Podemos perguntar se as condições que tornam um discurso possível são aquelas que determinam as
possibilidades do que pode ser dito dentro de um discurso. Podemos refeltir sobre como as nossas
sentenças participam em algum discurso presente, não como nossas mesmo, mas antes como
separadas de nós que falamos, autónomas e anónimas, como todo o discurso. A metodologia de tais
investigações apenas começou, e talvez as rotas mais promissoras a seguir sejam bem diferentes de
qualquer uma que eu pudesse citar.
De qualquer forma, tenho agora uma resposta para a questão de por que a linguagem interessa à
filosofia: interessa pelas mesmas razões pelas quais as ideias interessavam à filosofia do século
XVII, porque as ideias, então, e as sentenças, agora, servem como interface entre o sujeito
cognoscente e aquilo que é conhecido.

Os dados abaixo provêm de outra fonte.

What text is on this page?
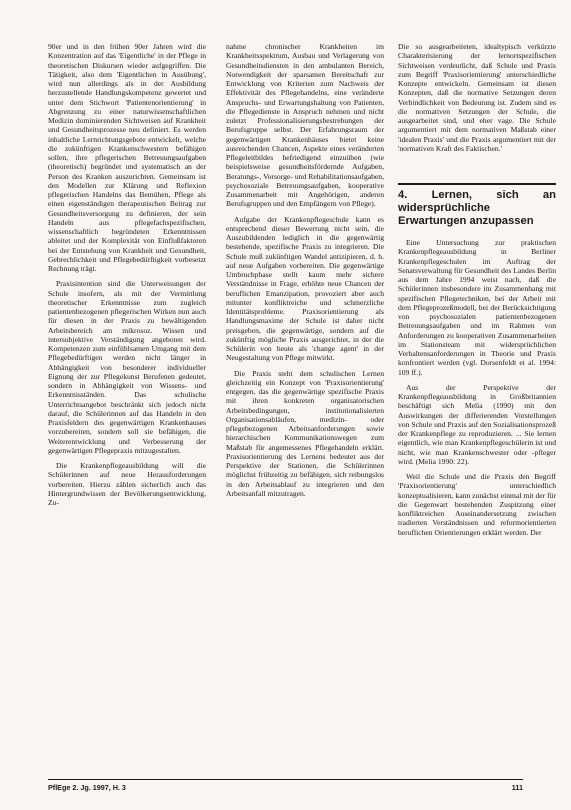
90er und in den frühen 90er Jahren wird die Konzentration auf das 'Eigentliche' in der Pflege in theoretischen Diskursen wieder aufgegriffen. Die Tätigkeit, also dem 'Eigentlichen in Ausübung', wird nun allerdings als in der Ausbildung herzustellende Handlungskompetenz gewertet und unter dem Stichwort 'Patientenorientierung' in Abgrenzung zu einer naturwissenschaftlichen Medizin dominierenden Sichtweisen auf Krankheit und Gesundheitsprozesse neu definiert. Es werden inhaltliche Lernrichtungsgebote entwickelt, welche die zukünftigen Krankenschwestern befähigen sollen, ihre pflegerischen Betreuungsaufgaben (theoretisch) begründet und systematisch an der Person des Kranken auszurichten. Gemeinsam ist den Modellen zur Klärung und Reflexion pflegerischen Handelns das Bemühen, Pflege als einen eigenständigen therapeutischen Beitrag zur Gesundheitsversorgung zu definieren, der sein Handeln aus pflegefachspezifischen, wissenschaftlich begründeten Erkenntnissen ableitet und der Komplexität von Einflußfaktoren bei der Entstehung von Krankheit und Gesundheit, Gebrechlichkeit und Pflegebedürftigkeit vorbesetzt Rechnung trägt.

Praxisintention sind die Unterweisungen der Schule insofern, als mit der Vermittlung theoretischer Erkenntnisse zum zugleich patientenbezogenen pflegerischen Wirken nun auch für diesen in der Praxis zu bewältigenden Arbeitsbereich am mikrosoz. Wissen und intersubjektive Verständigung angeboten wird. Kompetenzen zum einfühlsamen Umgang mit dem Pflegebedürftigen werden nicht länger in Abhängigkeit von besonderer individueller Eignung der zur Pflegekunst Berufenen gedeutet, sondern in Abhängigkeit von Wissens- und Erkenntnisständen. Das schulische Unterrichtsangebot beschränkt sich jedoch nicht darauf, die Schülerinnen auf das Handeln in den Praxisfeldern des gegenwärtigen Krankenhauses vorzubereiten, sondern soll sie befähigen, die Weiterentwicklung und Verbesserung der gegenwärtigen Pflegepraxis mitzugestalten.

Die Krankenpflegeausbildung will die Schülerinnen auf neue Herausforderungen vorbereiten. Hierzu zählen sicherlich auch das Hintergrundwissen der Bevölkerungsentwicklung, Zu-

nahme chronischer Krankheiten im Krankheitsspektrum, Ausbau und Verlagerung von Gesundheitsdiensten in den ambulanten Bereich, Notwendigkeit der sparsamen Bereitschaft zur Entwicklung von Kriterien zum Nachweis der Effektivität des Pflegehandelns, eine veränderte Anspruchs- und Erwartungshaltung von Patienten, die Pflegedienste in Anspruch nehmen und nicht zuletzt Professionalisierungsbestrebungen der Berufsgruppe selbst. Der Erfahrungsraum der gegenwärtigen Krankenhäuses bietet keine ausreichenden Chancen, Aspekte eines veränderten Pflegeleitbildes befriedigend einzuüben (wie beispielsweise gesundheitsfördernde Aufgaben, Beratungs-, Vorsorge- und Rehabilitationsaufgaben, psychosoziale Betreuungsaufgaben, kooperative Zusammenarbeit mit Angehörigen, anderen Berufsgruppen und den Empfängern von Pflege).

Aufgabe der Krankenpflegeschule kann es entsprechend dieser Bewertung nicht sein, die Auszubildenden lediglich in die gegenwärtig bestehende, spezifische Praxis zu integrieren. Die Schule muß zukünftigen Wandel antizipieren, d. h. auf neue Aufgaben vorbereiten. Die gegenwärtige Umbruchphase stellt kaum mehr sichere Verständnisse in Frage, erhöhte neue Chancen der beruflichen Emanzipation, provoziert aber auch mitunter konfliktreiche und schmerzliche Identitätsprobleme. Praxisorientierung als Handlungsmaxime der Schule ist daher nicht preisgeben, die gegenwärtige, sondern auf die zukünftig mögliche Praxis ausgerichtet, in der die Schülerin von heute als 'change agent' in der Neugestaltung von Pflege mitwirkt.

Die Praxis steht dem schulischen Lernen gleichzeitig ein Konzept von 'Praxisorientierung' entgegen, das die gegenwärtige spezifische Praxis mit ihren konkreten organisatorischen Arbeitsbedingungen, institutionalisierten Organisationsabläufen, medizin- oder pflegebezogenen Arbeitsanforderungen sowie hierarchischen Kommunikationswegen zum Maßstab für angemessenes Pflegehandeln erklärt. Praxisorientierung des Lernens bedeutet aus der Perspektive der Stationen, die Schülerinnen möglichst frühzeitig zu befähigen, sich reibungslos in den Arbeitsablauf zu integrieren und den Arbeitsanfall mitzutragen.

Die so ausgearbeiteten, idealtypisch verkürzte Charakterisierung der lernortspezifischen Sichtweisen verdeutlicht, daß Schule und Praxis zum Begriff 'Praxisorientierung' unterschiedliche Konzepte entwickeln. Gemeinsam ist diesen Konzepten, daß die normative Setzungen deren Verbindlichkeit von Bedeutung ist. Zudem sind es die normativen Setzungen der Schule, die ausgearbeitet sind, und eher vage. Die Schule argumentiert mit dem normativen Maßstab einer 'idealen Praxis' und die Praxis argumentiert mit der 'normativen Kraft des Faktischen.'

4. Lernen, sich an widersprüchliche Erwartungen anzupassen

Eine Untersuchung zur praktischen Krankenpflegeausbildung in Berliner Krankenpflegeschulen im Auftrag der Senatsverwaltung für Gesundheit des Landes Berlin aus dem Jahre 1994 weist nach, daß die Schülerinnen insbesondere im Zusammenhang mit spezifischen Pflegetechniken, bei der Arbeit mit dem Pflegeprozeßmodell, bei der Berücksichtigung von psychosozialen patientenbezogenen Betreuungsaufgaben und im Rahmen von Anforderungen zu kooperativen Zusammenarbeiten im Stationsteam mit widersprüchlichen Verhaltensanforderungen in Theorie und Praxis konfrontiert werden (vgl. Dorsenfeldt et al. 1994: 109 ff.).

Aus der Perspektive der Krankenpflegeausbildung in Großbritannien beschäftigt sich Melia (1990) mit den Auswirkungen der differierenden Vorstellungen von Schule und Praxis auf den Sozialisationsprozeß der Krankenpflege zu reproduzieren. ... Sie lernen eigentlich, wie man Krankenpflegeschülerin ist und nicht, wie man Krankenschwester oder -pfleger wird. (Melia 1990: 22).

Weil die Schule und die Praxis den Begriff 'Praxisorientierung' unterschiedlich konzeptualisieren, kann zunächst einmal mit der für die Gegenwart bestehenden Zuspitzung einer konfliktreichen Auseinandersetzung zwischen tradierten Verständnissen und reformorientierten beruflichen Orientierungen erklärt werden. Der

PflEge 2. Jg. 1997, H. 3	111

A sentença interessa ainda mais se começaramos a descartar
a ficção do sujeito cognoscente e considerarmos autónomos o discurso. A linguagem interessa à
filosofia por causa daquilo em que o conhecimento se tornou (i.e, sentencial). Os tópicos dessa ou
daquela escola, de “filosofia linguística”, “estruturalismo”, ou o que seja, vão se mostrar efémeros e
se parecerão com alguns dos breves episódios recentes em que o próprio discurso tentou reconhecer
a situação histórica na qual se encontra, não mais meramente um instrumento através do qual as
experiências são compartilhadas, não mais sequer a interface entre o conhecedor e o conhecido,
mas aquilo que constitui o conhecimento humano”. (HACKING, I. 1997:183).